I started slowly to distance myself from Sam. I was preparing to break up with him and honestly I thought it would kind of go quick. I mean.. the day I told him that I was done, we hadn't had s*x in more than 4 months. Not that I was complaining. As long as he had his drugs and he knew I was around to cook and clean, he was happy. But I was done being unhappy, and I was done covering for him and keeping this happy couple charade going. I must have done a decent job at keeping everyone from figuring out what was actually going on, because most of our friends were genuinely shocked that we had broken up. Our close friends though, like Minnie and his two best friends, were happy that I finally got away. Though that day was the only day in my whole life that I was actually scared that I was going to either die or take someone's life.
Sam promised he won't be home, so I can go and take my things and move out. He seemed to take the break-up quite well, although I now believe he didn't actually believe I meant every word. It was true, I had threatened to leave many times before, and didn't actually follow through, partly because I was ashamed of my friends, my school mates and my family finding out that Sam wasn't this great guy, I always bragged about him being.

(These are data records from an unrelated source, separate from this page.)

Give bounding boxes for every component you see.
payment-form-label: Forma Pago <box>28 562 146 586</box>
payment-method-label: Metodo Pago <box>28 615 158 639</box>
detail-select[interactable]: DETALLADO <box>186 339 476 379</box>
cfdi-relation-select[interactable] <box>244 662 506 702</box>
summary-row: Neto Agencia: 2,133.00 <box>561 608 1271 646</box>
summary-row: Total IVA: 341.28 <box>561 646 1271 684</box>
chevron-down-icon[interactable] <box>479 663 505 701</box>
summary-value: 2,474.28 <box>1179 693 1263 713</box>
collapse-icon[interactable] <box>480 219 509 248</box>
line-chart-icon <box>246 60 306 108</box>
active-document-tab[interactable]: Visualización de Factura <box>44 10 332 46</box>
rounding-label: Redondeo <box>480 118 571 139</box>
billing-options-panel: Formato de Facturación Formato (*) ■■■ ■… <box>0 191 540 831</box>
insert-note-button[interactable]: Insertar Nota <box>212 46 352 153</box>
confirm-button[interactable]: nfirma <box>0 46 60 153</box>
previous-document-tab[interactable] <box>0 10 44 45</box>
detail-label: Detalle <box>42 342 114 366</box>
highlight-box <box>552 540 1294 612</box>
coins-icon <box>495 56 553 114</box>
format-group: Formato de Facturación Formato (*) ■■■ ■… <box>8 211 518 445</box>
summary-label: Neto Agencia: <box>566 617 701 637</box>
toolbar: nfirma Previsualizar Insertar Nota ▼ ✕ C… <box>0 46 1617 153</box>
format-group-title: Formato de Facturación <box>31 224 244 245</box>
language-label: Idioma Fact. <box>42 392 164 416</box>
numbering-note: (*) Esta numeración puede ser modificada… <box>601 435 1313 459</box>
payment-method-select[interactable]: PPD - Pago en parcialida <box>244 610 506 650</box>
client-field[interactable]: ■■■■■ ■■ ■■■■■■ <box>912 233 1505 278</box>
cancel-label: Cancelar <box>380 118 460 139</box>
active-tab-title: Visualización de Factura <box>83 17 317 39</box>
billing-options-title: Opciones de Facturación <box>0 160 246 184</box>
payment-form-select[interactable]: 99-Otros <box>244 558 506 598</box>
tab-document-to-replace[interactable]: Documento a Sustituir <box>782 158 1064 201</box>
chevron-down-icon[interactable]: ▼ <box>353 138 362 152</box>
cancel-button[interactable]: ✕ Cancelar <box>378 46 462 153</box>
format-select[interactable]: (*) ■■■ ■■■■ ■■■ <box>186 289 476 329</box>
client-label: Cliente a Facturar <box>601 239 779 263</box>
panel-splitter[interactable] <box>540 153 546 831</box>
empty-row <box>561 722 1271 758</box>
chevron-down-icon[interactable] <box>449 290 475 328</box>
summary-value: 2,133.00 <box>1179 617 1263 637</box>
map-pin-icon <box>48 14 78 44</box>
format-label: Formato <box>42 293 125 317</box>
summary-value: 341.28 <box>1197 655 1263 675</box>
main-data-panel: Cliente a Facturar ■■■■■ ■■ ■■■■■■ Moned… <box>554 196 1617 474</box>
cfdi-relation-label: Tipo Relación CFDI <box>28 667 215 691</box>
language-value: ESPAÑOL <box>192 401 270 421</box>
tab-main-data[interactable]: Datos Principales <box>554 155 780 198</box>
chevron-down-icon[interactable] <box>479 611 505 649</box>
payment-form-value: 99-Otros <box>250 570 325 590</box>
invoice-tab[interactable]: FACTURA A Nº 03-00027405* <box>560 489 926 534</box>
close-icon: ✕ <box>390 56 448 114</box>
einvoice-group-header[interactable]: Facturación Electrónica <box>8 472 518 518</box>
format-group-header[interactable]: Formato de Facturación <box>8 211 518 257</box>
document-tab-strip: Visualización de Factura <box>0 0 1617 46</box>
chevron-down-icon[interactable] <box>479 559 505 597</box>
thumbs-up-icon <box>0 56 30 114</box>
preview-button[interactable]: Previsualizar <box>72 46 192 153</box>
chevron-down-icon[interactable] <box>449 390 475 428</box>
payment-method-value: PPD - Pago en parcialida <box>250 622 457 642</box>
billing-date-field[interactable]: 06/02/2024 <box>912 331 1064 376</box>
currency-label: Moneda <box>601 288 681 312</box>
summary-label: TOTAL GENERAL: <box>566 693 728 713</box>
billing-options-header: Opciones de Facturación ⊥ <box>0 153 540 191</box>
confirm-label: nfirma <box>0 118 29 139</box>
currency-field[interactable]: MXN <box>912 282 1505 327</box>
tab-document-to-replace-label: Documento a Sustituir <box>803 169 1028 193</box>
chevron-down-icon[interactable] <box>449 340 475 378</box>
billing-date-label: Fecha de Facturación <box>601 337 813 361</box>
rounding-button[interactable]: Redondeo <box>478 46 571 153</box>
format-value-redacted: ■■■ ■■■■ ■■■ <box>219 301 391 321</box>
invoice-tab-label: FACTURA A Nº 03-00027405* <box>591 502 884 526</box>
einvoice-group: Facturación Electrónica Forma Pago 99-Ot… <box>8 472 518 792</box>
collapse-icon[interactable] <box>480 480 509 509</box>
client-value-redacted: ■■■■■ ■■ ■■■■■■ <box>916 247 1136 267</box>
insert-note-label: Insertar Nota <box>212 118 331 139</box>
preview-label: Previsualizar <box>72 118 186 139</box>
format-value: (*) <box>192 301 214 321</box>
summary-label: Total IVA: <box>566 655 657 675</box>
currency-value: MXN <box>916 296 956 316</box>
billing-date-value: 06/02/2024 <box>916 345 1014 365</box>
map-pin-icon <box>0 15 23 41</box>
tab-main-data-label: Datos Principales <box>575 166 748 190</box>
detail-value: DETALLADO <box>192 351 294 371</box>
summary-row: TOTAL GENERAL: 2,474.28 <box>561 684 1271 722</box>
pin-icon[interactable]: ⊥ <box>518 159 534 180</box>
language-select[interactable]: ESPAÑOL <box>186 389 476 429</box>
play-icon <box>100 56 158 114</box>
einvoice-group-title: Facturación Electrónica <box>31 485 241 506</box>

I open the door and I see Sam on the bed playing on his phone, and I jump startled.
"I'm just taking the rest of my stuff, I'll be quick."
"Come here."
"No, I'm good. I just want to get my things and go."
"And where will you go?"
"I'm going to stay with Min and Gary for now."
This part of the conversation is the only thing I can remember clearly, because once I had my two bags full and opened the door to get out, all hell broke loose. Sam grabbed me by my hair to drag me back inside, and I swear he had a murderous look on his face that let me know I had to run and avoid him getting me inside at all costs. I tried to run, barely making it a few steps before I was struck with something heavy and pointy. I am happy the drugs made his aim bad, because he got me in my leg. Had it been my head I wouldn't be here today.
"You're not going anywhere!" He came at me again from behind, putting his hands on my shoulders to try and drag me inside. I wasn't expecting him to be like that, I was completely in shock.
Thinking back to those moments, I feel like slapping myself for not defending myself sooner. I was very good at kickboxing, I could have easily taken him down and prevented everything from escalating, but some part of me just couldn't harm him.
"I can't let you go, I love you, do you understand? I can't live without you, if you leave me, I will kill myself. Do you want to live knowing that you killed me?" I started sobbing when he told me that, I didn't know if he would do it, but I couldn't bear causing his family so much grief. I was about to cave and abandon my plan of getting away when I hear someone say "Then kill yourself already! What the f**k are you waiting for?" I look around and see Sam looking dumbfounded at me. I think he thinks I said that, but I didn't, did I?
"Or better yet, we die together!" And he walked to the kitchen. The next thing I know there is a faint hissing sound that reaches my ears and I instantly know I am in a lot of danger. "s**t, the motherfucker cut the gas pipe!" I think to myself and I can feel I am starting to actually panic, because I really don't want to die. I want the chance to experience my life fully... and the next thing I remember is me being outside our apartment once again, with my two packed bags. As I looked behind me, into the apartment, I saw a very beat up Sam looking at me with hate in his eyes.
Needless to say, that was the last time I saw Sam.